JT gravity with matter, generalized ETH, and Random Matrices

TL;DR

This paper explores a duality between JT gravity coupled to matter and a two-matrix model, analyzing how matrix elements relate to gravitational correlators and generalizing ETH, with implications for understanding quantum gravity and matrix model stability.

Contribution

It introduces a duality between JT gravity with matter and a two-matrix model, and develops methods to reproduce gravitational correlators using matrix models, including a generalized ETH framework.

Findings

Matching of matrix model correlators to gravitational path integrals.

Construction of matrix models reproducing disk and cylinder correlators.
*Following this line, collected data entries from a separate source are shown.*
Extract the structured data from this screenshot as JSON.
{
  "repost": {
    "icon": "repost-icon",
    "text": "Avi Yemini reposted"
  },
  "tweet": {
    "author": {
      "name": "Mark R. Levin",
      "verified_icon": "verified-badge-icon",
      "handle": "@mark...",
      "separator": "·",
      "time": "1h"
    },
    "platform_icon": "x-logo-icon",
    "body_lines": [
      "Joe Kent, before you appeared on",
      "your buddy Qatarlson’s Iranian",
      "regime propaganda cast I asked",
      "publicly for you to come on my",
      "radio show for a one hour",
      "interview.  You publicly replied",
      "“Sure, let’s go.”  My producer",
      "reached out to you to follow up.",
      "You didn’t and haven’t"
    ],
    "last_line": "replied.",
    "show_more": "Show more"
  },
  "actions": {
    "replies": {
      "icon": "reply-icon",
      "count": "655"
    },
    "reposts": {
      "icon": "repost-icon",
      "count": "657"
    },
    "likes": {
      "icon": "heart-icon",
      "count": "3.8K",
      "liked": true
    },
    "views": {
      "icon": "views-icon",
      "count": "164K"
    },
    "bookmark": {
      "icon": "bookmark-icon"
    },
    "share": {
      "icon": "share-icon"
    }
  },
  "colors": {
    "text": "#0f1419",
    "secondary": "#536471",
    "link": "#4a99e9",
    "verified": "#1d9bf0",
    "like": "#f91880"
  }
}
Identification of UV divergences indicating perturbative instability.

Abstract

We present evidence for a duality between Jackiw-Teitelboim gravity minimally coupled to a free massive scalar field and a single-trace two-matrix model. One matrix is the Hamiltonian $H$ of a holographic disorder-averaged quantum mechanics, while the other matrix is the light operator $\cal O$ dual to the bulk scalar field. The single-boundary observables of interest are thermal correlation functions of $\cal O$. We study the matching of the genus zero one- and two-boundary expectation values in the matrix model to the disk and cylinder Euclidean path integrals. The non-Gaussian statistics of the matrix elements of $\cal O$ correspond to a generalization of the ETH ansatz. We describe multiple ways to construct double-scaled matrix models that reproduce the gravitational disk correlators. One method involves imposing an operator equation obeyed by $H$ and $\cal O$ as a constraint on the two matrices. Separately, we design a model that reproduces certain double-scaled SYK correlators that may be scaled once more to obtain the disk correlators. We show that in any single-trace, two-matrix model, the genus zero two-boundary expectation value, with up to one $\cal O$ insertion on each boundary, can be computed directly from all of the genus zero one-boundary correlators. Applied to the models of interest, we find that these cylinder observables depend on the details of the double-scaling limit. To the extent we have checked, it is possible to reproduce the gravitational double-trumpet, which is UV divergent, from a systematic classification of matrix model `t Hooft diagrams. The UV divergence indicates that the matrix integral saddle of interest is perturbatively unstable. A non-perturbative treatment of the matrix models discussed in this work is left for future investigations.